The theorem gives an upper bound on the expected regret of UCB at time n.

2.4. Building vs analyzing algorithms🔗

When building an algorithm, we describe it with functions from the history (Iic n → α × R) to the action space α. Thus, to construct UCB, we used the following empirical mean function.

def empMean' (n : ℕ) (h : Iic n → α × ℝ) (a : α) :=
  (sumRewards' n h a) / (pullCount' n h a)
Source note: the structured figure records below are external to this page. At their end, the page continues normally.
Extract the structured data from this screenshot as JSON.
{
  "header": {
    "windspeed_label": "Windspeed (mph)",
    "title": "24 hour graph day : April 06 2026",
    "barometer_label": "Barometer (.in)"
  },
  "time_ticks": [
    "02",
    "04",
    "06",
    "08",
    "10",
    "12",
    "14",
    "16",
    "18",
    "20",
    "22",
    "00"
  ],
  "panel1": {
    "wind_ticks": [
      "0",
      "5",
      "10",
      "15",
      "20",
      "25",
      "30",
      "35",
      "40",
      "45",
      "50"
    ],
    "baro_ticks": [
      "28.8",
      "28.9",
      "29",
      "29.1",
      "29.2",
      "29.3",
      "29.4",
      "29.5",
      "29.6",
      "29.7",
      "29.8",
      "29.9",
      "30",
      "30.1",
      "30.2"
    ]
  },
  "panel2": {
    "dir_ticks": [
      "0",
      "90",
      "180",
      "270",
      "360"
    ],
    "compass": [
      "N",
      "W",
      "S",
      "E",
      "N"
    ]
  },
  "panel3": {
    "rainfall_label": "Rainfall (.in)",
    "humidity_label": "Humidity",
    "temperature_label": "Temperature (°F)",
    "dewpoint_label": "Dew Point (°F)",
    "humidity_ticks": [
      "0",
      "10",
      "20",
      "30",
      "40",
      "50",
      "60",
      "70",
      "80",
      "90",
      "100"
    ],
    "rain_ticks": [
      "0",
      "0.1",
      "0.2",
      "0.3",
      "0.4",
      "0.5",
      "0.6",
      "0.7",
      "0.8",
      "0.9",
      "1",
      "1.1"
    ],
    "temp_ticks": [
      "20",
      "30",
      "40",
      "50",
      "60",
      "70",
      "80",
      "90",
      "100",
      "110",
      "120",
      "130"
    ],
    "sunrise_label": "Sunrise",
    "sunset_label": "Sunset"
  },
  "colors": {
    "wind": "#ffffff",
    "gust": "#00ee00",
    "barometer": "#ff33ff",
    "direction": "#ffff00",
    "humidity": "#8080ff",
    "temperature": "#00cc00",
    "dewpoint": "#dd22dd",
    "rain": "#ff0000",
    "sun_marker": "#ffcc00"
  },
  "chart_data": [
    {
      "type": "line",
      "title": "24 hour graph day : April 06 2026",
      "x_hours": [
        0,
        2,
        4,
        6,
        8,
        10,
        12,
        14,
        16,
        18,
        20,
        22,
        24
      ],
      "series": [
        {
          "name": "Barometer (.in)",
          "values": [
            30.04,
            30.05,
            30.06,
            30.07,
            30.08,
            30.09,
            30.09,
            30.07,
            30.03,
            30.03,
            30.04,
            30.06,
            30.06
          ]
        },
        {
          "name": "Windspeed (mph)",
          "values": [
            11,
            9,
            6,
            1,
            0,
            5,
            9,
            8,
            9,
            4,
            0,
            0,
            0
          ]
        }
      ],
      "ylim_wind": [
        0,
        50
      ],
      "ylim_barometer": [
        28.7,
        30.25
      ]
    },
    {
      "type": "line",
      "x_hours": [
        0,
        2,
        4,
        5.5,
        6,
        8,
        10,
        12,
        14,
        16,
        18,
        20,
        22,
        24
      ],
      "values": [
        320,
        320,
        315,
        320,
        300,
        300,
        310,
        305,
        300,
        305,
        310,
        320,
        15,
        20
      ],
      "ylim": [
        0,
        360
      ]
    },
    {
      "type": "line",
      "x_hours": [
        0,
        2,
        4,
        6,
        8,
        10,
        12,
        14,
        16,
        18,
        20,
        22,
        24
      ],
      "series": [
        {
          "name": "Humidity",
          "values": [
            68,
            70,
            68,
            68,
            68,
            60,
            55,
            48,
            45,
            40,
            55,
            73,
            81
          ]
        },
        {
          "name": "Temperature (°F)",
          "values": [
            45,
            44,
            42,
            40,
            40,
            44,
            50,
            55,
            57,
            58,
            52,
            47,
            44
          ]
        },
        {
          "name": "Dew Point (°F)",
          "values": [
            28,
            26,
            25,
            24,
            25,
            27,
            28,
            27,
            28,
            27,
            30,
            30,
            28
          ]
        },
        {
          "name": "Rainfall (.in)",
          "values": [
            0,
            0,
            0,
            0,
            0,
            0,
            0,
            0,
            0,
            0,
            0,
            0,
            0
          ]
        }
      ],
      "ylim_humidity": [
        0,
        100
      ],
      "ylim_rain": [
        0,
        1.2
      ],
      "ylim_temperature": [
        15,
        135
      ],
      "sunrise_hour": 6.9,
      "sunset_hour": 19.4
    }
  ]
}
When analyzing an algorithm, we work with sequences of actions and rewards A : ℕ → Ω → α and R' : ℕ → Ω → R that satisfy IsAlgEnvSeq. For the analysis, the empirical mean is defined as a stochastic process on the same probability space Ω.

def empMean (A : ℕ → Ω → α) (R' : ℕ → Ω → ℝ) (a : α) (t : ℕ) (ω : Ω) : ℝ :=
  sumRewards A R' a t ω / pullCount A a t ω

empMean A R' a is a stochastic process with type ℕ → Ω → ℝ that gives the empirical mean of action a at each time.